Peripheral neuroprotective potential and toxicological profile of fascaplysin in zebrafish models

Fascaplysin is a bioactive compound derived from marine sponges, which have anticancer properties and potential neuroprotective effects mediated by mitigation of oxidative stress-induced neurotoxicity. This study investigated the concentration-dependent effects of fascaplysin in zebrafish models, focusing on embryonic survival, cardiac function, melanocyte formation, and peripheral nerve health. Zebrafish embryos were exposed to fascaplysin at concentrations ranging from 10 nM to 100 μM, and developmental parameters were assessed. At higher concentrations (≥1 μM), fascaplysin significantly decreased embryo survival rates, delayed hatching, impaired cardiac function, and caused morphological abnormalities, including disruption of melanocyte formation and structural deformities.
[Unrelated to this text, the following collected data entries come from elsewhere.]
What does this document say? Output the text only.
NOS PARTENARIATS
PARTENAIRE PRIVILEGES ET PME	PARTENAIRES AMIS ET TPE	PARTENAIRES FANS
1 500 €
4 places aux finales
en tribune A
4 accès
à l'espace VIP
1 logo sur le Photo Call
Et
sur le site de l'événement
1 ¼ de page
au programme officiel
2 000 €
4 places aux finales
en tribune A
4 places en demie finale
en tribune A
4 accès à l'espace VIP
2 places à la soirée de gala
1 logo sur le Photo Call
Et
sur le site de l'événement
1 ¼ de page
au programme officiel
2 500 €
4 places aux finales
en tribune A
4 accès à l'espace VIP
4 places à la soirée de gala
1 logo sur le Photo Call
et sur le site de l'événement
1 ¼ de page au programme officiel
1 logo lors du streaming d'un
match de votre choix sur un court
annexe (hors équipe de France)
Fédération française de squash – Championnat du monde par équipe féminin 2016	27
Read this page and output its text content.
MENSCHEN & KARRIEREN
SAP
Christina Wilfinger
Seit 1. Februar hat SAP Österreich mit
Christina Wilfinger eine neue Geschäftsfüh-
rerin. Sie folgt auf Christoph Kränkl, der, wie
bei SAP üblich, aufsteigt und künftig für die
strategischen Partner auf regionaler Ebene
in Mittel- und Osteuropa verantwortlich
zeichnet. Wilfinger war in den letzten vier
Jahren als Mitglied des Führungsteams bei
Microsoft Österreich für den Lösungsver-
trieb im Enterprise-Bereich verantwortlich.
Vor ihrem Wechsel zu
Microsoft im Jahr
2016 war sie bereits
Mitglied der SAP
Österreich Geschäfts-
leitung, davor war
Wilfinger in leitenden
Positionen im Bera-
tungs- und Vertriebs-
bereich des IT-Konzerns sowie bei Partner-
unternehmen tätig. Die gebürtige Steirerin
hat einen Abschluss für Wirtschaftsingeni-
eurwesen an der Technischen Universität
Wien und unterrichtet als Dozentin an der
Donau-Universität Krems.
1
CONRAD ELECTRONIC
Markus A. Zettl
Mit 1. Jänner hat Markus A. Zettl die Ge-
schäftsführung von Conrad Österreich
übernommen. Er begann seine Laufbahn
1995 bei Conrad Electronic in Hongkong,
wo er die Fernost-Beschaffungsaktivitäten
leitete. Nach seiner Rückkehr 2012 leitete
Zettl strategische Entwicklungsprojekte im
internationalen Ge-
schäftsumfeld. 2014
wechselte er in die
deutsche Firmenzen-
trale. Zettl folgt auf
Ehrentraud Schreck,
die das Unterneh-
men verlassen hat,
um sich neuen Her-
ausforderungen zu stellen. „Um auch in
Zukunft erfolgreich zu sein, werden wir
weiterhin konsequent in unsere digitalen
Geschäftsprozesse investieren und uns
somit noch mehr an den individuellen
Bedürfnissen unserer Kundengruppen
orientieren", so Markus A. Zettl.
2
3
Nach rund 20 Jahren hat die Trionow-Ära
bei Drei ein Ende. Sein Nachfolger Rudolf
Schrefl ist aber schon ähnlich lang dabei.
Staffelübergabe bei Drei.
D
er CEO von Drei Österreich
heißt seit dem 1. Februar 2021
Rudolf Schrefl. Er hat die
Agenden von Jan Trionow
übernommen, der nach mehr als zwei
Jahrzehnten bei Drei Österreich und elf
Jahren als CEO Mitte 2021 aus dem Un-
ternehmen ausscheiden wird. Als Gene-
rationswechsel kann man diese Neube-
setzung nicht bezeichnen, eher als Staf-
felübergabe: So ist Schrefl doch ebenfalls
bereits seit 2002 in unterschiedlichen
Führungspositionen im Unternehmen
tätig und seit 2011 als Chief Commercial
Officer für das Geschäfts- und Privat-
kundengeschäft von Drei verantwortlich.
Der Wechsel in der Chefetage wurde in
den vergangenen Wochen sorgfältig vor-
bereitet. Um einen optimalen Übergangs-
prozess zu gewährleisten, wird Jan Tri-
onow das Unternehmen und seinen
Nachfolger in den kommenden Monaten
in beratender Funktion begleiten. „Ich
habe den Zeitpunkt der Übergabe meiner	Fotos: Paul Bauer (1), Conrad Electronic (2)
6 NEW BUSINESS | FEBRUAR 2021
By contrast, lower concentrations (10 nM and 100 nM) did not exhibit significant toxicity. In adult zebrafish, fascaplysin at 100 nM reduced the expression of superoxide-producing enzymes and preserved peripheral nerve integrity following injury, as demonstrated by maintenance of fluorescence in transgenic zebrafish with expression of green fluorescent protein in Schwann cells. These findings suggest that fascaplysin exhibits peripheral neuroprotective effects at low concentrations, potentially through the reduction of oxidative stress and preservation of Schwann cell function. However, the toxicity observed at higher concentrations highlights the importance of dose optimization. Fascaplysin is a promising candidate for the development of new therapeutic strategies for peripheral neuropathies, and further studies are required to elucidate the underlying mechanisms and validate its efficacy in mammalian models.